Introduction: Effect on excitatory neurotransmitters such as glutamate, P substance is one of the important analgesia mechanisms of morphine. After abrupt discontinuation of morphine consumption, the number of neurotransmitters increases after a while. Pregabalin is evaluated in this study with the hypothesis of reduction of excitatory neurotransmitters.
Methods: Experiments were implemented on rats weighing between 225 and 275 g. in order to create a dependency, morphine injection was performed nine days at doses of 5 mg (Day 1), 10 mg (Day 2 and 3), 15 mg (Day 4 and 5), 20 mg (Day 6 to 7) and 25 mg (Day 8 and 9) per kg subcutaneously twice a day. On the morning of the ninth day, two hours after morphine injection, naloxone was injected at a dose of 4 mg per kg per body weight and was also administrated intraperitoneally, and then signs of withdrawal syndrome such as jumping, movements like a wet dog were recorded for 45 minutes. In the groups treated with pregabalin(acute) medicine after injection of morphine, the medicine was injected in three doses of 10, 5, and 2.5 mg per kg of body weight through the intraperitoneal method ninth day and an hour after injecting the last dose of morphine. In chronic use, after daily morphine injection, the drug was dissolved in the carrier at doses (10,20,40 mg/kg) and administered half an hour after morphine injection.
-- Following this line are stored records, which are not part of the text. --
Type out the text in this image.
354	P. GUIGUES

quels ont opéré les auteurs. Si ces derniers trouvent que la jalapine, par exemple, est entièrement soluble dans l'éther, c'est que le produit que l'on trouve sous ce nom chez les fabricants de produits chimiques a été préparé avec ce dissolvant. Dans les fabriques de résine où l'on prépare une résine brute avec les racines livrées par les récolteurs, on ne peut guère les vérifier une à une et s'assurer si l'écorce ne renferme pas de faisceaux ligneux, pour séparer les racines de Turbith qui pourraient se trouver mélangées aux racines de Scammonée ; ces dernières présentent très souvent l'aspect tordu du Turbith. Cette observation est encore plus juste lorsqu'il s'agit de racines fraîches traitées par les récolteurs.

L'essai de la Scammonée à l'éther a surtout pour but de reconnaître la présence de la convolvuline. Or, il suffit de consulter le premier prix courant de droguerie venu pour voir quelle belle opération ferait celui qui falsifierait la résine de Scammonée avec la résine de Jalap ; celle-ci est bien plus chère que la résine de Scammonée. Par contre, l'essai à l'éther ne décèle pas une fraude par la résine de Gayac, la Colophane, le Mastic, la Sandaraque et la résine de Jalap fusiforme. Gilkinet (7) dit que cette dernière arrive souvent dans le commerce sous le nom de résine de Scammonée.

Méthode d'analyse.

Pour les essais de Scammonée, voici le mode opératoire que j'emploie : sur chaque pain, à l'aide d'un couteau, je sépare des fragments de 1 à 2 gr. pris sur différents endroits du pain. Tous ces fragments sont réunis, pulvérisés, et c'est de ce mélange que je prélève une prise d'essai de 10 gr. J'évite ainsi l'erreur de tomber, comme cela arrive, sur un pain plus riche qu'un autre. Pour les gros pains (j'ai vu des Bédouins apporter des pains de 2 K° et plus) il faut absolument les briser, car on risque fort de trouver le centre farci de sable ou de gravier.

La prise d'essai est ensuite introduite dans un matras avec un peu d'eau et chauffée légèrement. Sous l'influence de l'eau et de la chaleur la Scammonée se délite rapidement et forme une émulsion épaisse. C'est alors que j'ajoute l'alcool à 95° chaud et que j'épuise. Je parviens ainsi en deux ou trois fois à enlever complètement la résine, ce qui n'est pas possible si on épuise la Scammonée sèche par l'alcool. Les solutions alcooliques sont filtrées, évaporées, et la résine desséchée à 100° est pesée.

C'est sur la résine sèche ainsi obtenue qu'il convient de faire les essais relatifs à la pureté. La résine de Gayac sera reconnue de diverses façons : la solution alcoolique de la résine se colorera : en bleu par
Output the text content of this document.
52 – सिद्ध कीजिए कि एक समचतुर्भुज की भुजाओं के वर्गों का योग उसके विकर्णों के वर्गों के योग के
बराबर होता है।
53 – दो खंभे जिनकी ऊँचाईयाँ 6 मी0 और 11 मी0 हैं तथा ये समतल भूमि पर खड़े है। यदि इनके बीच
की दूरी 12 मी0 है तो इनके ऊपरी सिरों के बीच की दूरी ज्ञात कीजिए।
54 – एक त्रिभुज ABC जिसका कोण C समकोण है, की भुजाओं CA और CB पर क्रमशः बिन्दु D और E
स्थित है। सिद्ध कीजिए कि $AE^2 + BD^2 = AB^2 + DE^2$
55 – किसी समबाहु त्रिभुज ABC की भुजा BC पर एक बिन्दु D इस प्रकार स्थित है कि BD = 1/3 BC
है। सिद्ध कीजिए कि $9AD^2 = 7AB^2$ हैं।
Results: According to the recorded results, In case of acute use in doses of 10 and 5 mg/kg (p <0.001) and in case of chronic use in two doses 40.20 mg/kg (p <0.001) compared to the control group (morphine) most of the symptoms such as jumping, gestures like wet dog, teeth chattering were less severe.
Conclusion: The results show that pregabalin in both acute and chronic methods, in these two doses, significantly reduced the symptoms of morphine withdrawal syndrome.